Режиссер Георгий Цхвирава, художник Булат Ибрагимов.

Все четыре года я прожил безвыходно в остроге, за стенами, и выходил только на работу… Жили мы в куче, все вместе, в одной казарме. Летом духота нестерпимая, зимою холод невыносимый… Нас как сельдей в бочонке… Все каторжные воняют как свиньи и говорят, что нельзя не делать свинства, дескать, «живой человек». Спали мы на голых нарах, позволялась одна подушка. Укрывались коротенькими полушубками, и ноги всегда всю ночь голые. Всю ночь дрогнешь…

Из письма Ф. М. Достоевского М. М. Достоевскому.
30 января 1854 г., Омск

Несколько дней назад отгремел в Омске грандиозный фестиваль — золотомасочная спецпрограмма «Достоевский и театр», посвященная 200-летию великого писателя. С конца мая здесь игрались лучшие спектакли по Достоевскому театров всей России. Кроме Москвы только Омску было отпущено это счастье, и понятно почему. Омская драма приняла этот вызов, произнесла свою небольшую, но чрезвычайно уместную реплику на этом юбилейном празднике, представив свою премьеру.

Сцена из спектакля.
Фото — Андрей Кудрявцев, сайт Национальной премии «Золотая маска».

Весь спектакль Георгия Цхвиравы и Булата Ибрагимова — как сон. Тусклый, тревожный, но полный страстей хаотично являющихся знакомых персонажей. Место здесь определяет все. О том, что именно здесь, на месте театра, в котором мы находимся, был острог Достоевского, не дают забыть ни на минуту. Именно в этих подземных катакомбах, говорят, нашли фундамент тех бараков, где он сидел, и, спустившись куда-то глубоко вниз, через узкие и низкие проходы, мы попадаем в полутемное, вытянутое, как кишка, казарменное помещение. Узкие столы отделяют друг от друга два ряда грубо сколоченных нар с грязноватыми куцыми матрасами и старыми небрежно брошенными на них «коротенькими полушубками», а они в свою очередь — немногочисленных зрителей от актеров. Последние, несмотря на метровую близость, трудноразличимы, их лица разрисованы слабыми полосками света, которые ведут здесь свою игру, иногда увлекательную — наделяя, например, вдруг спокойное лицо Сони Мармеладовой тонкой улыбкой Моны Лизы.

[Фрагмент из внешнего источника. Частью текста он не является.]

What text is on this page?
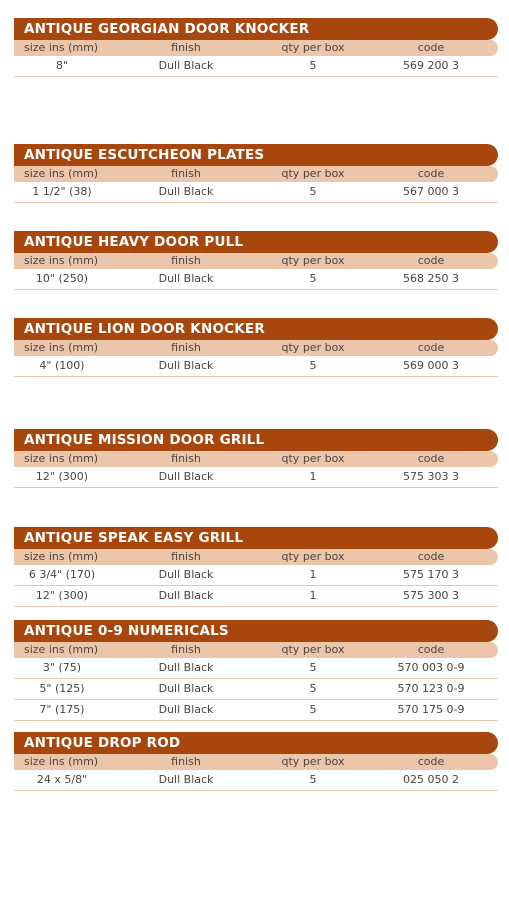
ANTIQUE GEORGIAN DOOR KNOCKER
size ins (mm)	finish	qty per box	code
8"	Dull Black	5	569 200 3
ANTIQUE ESCUTCHEON PLATES
size ins (mm)	finish	qty per box	code
1 1/2" (38)	Dull Black	5	567 000 3
ANTIQUE HEAVY DOOR PULL
size ins (mm)	finish	qty per box	code
10" (250)	Dull Black	5	568 250 3
ANTIQUE LION DOOR KNOCKER
size ins (mm)	finish	qty per box	code
4" (100)	Dull Black	5	569 000 3
ANTIQUE MISSION DOOR GRILL
size ins (mm)	finish	qty per box	code
12" (300)	Dull Black	1	575 303 3
ANTIQUE SPEAK EASY GRILL
size ins (mm)	finish	qty per box	code
6 3/4" (170)	Dull Black	1	575 170 3
12" (300)	Dull Black	1	575 300 3
ANTIQUE 0-9 NUMERICALS
size ins (mm)	finish	qty per box	code
3" (75)	Dull Black	5	570 003 0-9
5" (125)	Dull Black	5	570 123 0-9
7" (175)	Dull Black	5	570 175 0-9
ANTIQUE DROP ROD
size ins (mm)	finish	qty per box	code
24 x 5/8"	Dull Black	5	025 050 2
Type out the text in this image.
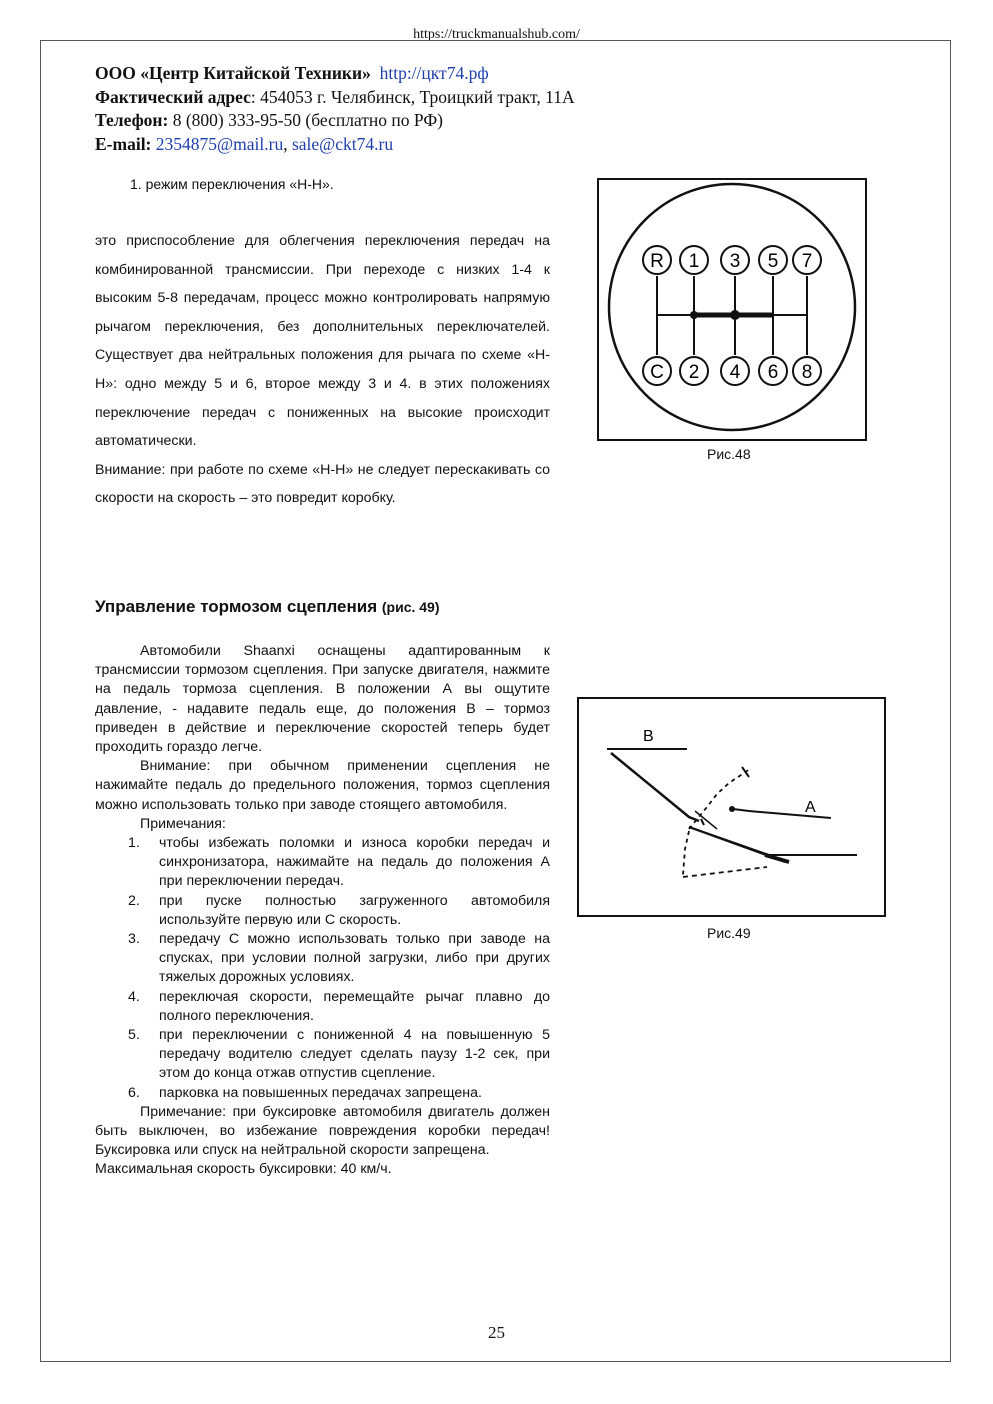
https://truckmanualshub.com/
ООО «Центр Китайской Техники» http://цкт74.рф
Фактический адрес: 454053 г. Челябинск, Троицкий тракт, 11А
Телефон: 8 (800) 333-95-50 (бесплатно по РФ)
E-mail: 2354875@mail.ru, sale@ckt74.ru
1. режим переключения «Н-Н».

это приспособление для облегчения переключения передач на комбинированной трансмиссии. При переходе с низких 1-4 к высоким 5-8 передачам, процесс можно контролировать напрямую рычагом переключения, без дополнительных переключателей. Существует два нейтральных положения для рычага по схеме «Н-Н»: одно между 5 и 6, второе между 3 и 4. в этих положениях переключение передач с пониженных на высокие происходит автоматически.

Внимание: при работе по схеме «Н-Н» не следует перескакивать со скорости на скорость – это повредит коробку.

R 1 3 5 7
C 2 4 6 8
Рис.48
Управление тормозом сцепления (рис. 49)

Автомобили Shaanxi оснащены адаптированным к трансмиссии тормозом сцепления. При запуске двигателя, нажмите на педаль тормоза сцепления. В положении А вы ощутите давление, - надавите педаль еще, до положения В – тормоз приведен в действие и переключение скоростей теперь будет проходить гораздо легче.

Внимание: при обычном применении сцепления не нажимайте педаль до предельного положения, тормоз сцепления можно использовать только при заводе стоящего автомобиля.

Примечания:

1. чтобы избежать поломки и износа коробки передач и синхронизатора, нажимайте на педаль до положения А при переключении передач.
2. при пуске полностью загруженного автомобиля используйте первую или С скорость.
3. передачу С можно использовать только при заводе на спусках, при условии полной загрузки, либо при других тяжелых дорожных условиях.
4. переключая скорости, перемещайте рычаг плавно до полного переключения.
5. при переключении с пониженной 4 на повышенную 5 передачу водителю следует сделать паузу 1-2 сек, при этом до конца отжав отпустив сцепление.
6. парковка на повышенных передачах запрещена.

Примечание: при буксировке автомобиля двигатель должен быть выключен, во избежание повреждения коробки передач! Буксировка или спуск на нейтральной скорости запрещена.

Максимальная скорость буксировки: 40 км/ч.

B
A
Рис.49
25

Аркадий Иванович Свидригайлов Александра Гончарука точно попадает и внешне, и психологически в общие представления об этом цинике, шулере, развратнике, но не лишенном доброты и сострадания и тоже страдающем от своих страстей. Этим узнаванием он и радует, и не очень. При столь пристальном, сфокусированном на герое в спектакле взгляде ждешь какой-то свежести, изюминки.

Сцена из спектакля.
Фото — Андрей Кудрявцев, сайт Национальной премии «Золотая маска».

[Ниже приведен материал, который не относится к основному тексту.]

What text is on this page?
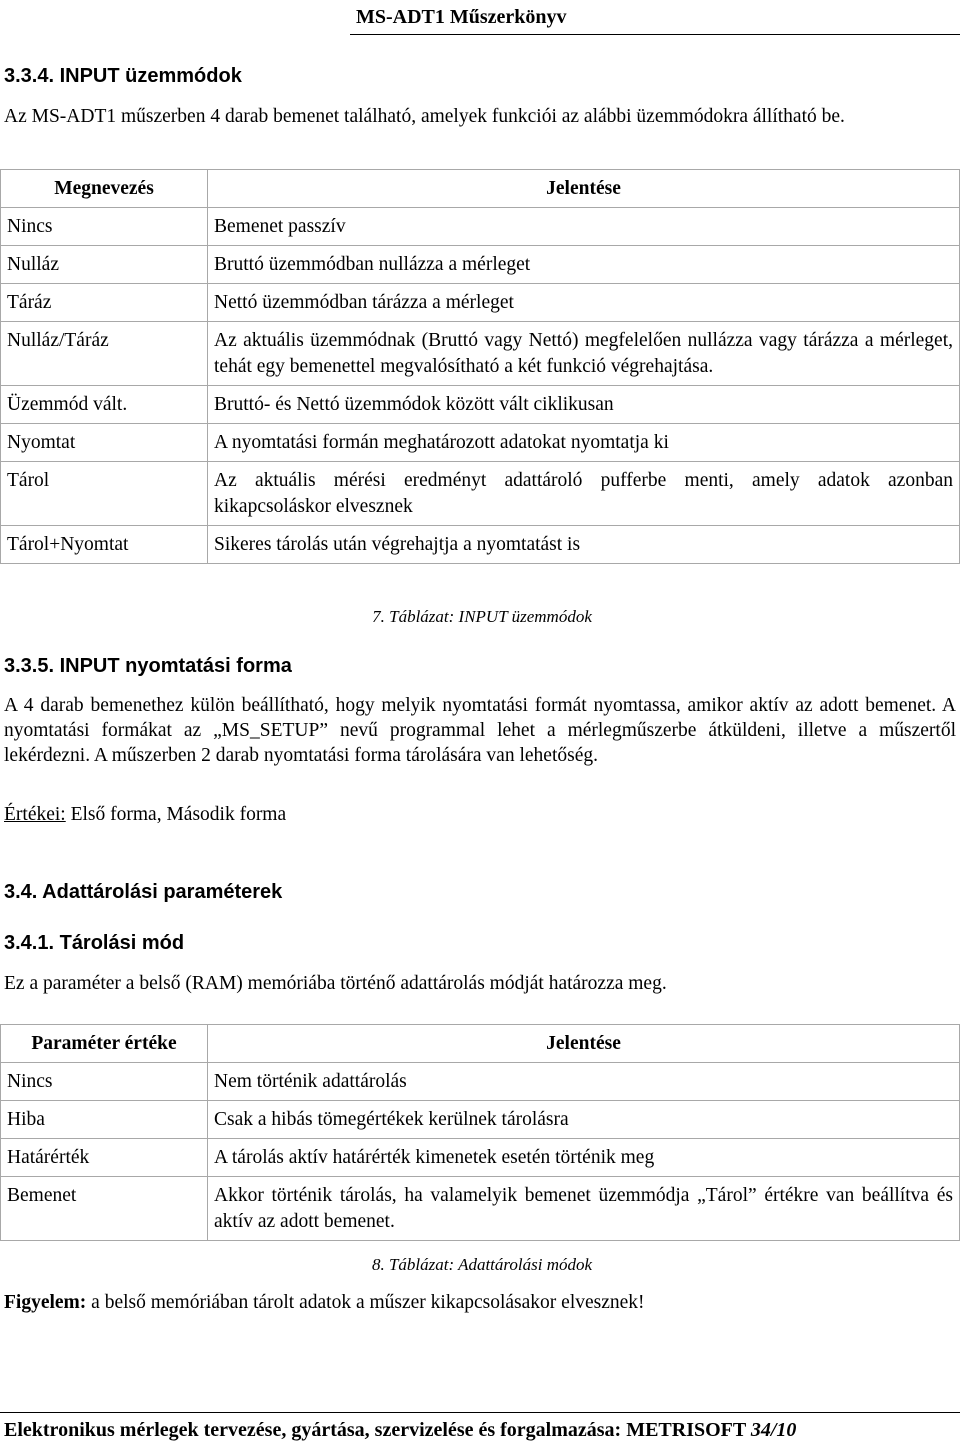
MS-ADT1 Műszerkönyv
3.3.4. INPUT üzemmódok
Az MS-ADT1 műszerben 4 darab bemenet található, amelyek funkciói az alábbi üzemmódokra állítható be.
Megnevezés	Jelentése
Nincs	Bemenet passzív
Nulláz	Bruttó üzemmódban nullázza a mérleget
Táráz	Nettó üzemmódban tárázza a mérleget
Nulláz/Táráz	Az aktuális üzemmódnak (Bruttó vagy Nettó) megfelelően nullázza vagy tárázza a mérleget, tehát egy bemenettel megvalósítható a két funkció végrehajtása.
Üzemmód vált.	Bruttó- és Nettó üzemmódok között vált ciklikusan
Nyomtat	A nyomtatási formán meghatározott adatokat nyomtatja ki
Tárol	Az aktuális mérési eredményt adattároló pufferbe menti, amely adatok azonban kikapcsoláskor elvesznek
Tárol+Nyomtat	Sikeres tárolás után végrehajtja a nyomtatást is
7. Táblázat: INPUT üzemmódok
3.3.5. INPUT nyomtatási forma
A 4 darab bemenethez külön beállítható, hogy melyik nyomtatási formát nyomtassa, amikor aktív az adott bemenet. A nyomtatási formákat az „MS_SETUP” nevű programmal lehet a mérlegműszerbe átküldeni, illetve a műszertől lekérdezni. A műszerben 2 darab nyomtatási forma tárolására van lehetőség.
Értékei: Első forma, Második forma
3.4. Adattárolási paraméterek
3.4.1. Tárolási mód
Ez a paraméter a belső (RAM) memóriába történő adattárolás módját határozza meg.
Paraméter értéke	Jelentése
Nincs	Nem történik adattárolás
Hiba	Csak a hibás tömegértékek kerülnek tárolásra
Határérték	A tárolás aktív határérték kimenetek esetén történik meg
Bemenet	Akkor történik tárolás, ha valamelyik bemenet üzemmódja „Tárol” értékre van beállítva és aktív az adott bemenet.
8. Táblázat: Adattárolási módok
Figyelem: a belső memóriában tárolt adatok a műszer kikapcsolásakor elvesznek!
Elektronikus mérlegek tervezése, gyártása, szervizelése és forgalmazása: METRISOFT 34/10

В небольшом, чуть больше часа, действии перед нами — круговорот достаточно большого количества романных сцен. Описанные там собственно сны Свидригайлова мешаются с реальными событиями его жизни. В данных, заданных пространством, обстоятельствах эта мешанина была бы вполне оправданна, если бы (неожиданно) многочисленные герои спектакля были представлены в какой-то единой эстетике своего реального и/или сновидческого бытия. Непросто распознать среди явленных, как они называются в программке, «призраков» старуху-процентщицу (Элеонора Кремель), Лизавету (Алина Егошина), Марфу Петровну (Любовь Трандина), загубленного Фильку (Леонид Калмыков) — и это бы ничего, они здесь бессловесные, с замотанными лицами существа. Но и наделенная вполне отчетливым обликом и сильными поступками Дуня Юлии Пошелюжной лишь обозначена здесь. И даже главный идейный визави протагониста — Раскольников Артема Кукушкина — как бы недопроявлен: как он относится к Свидригайлову — любопытен он ему хотя бы отчасти? Противен? Ненавистен? Скучен? Непереносим, потому что в своем цинизме напоминает ему чем-то самого себя? Недаром, как помним из романа, последней каплей перед окончательным принародным признанием-покаянием стала для Раскольникова случайно настигшая его весть о самоубийстве Свидригайлова.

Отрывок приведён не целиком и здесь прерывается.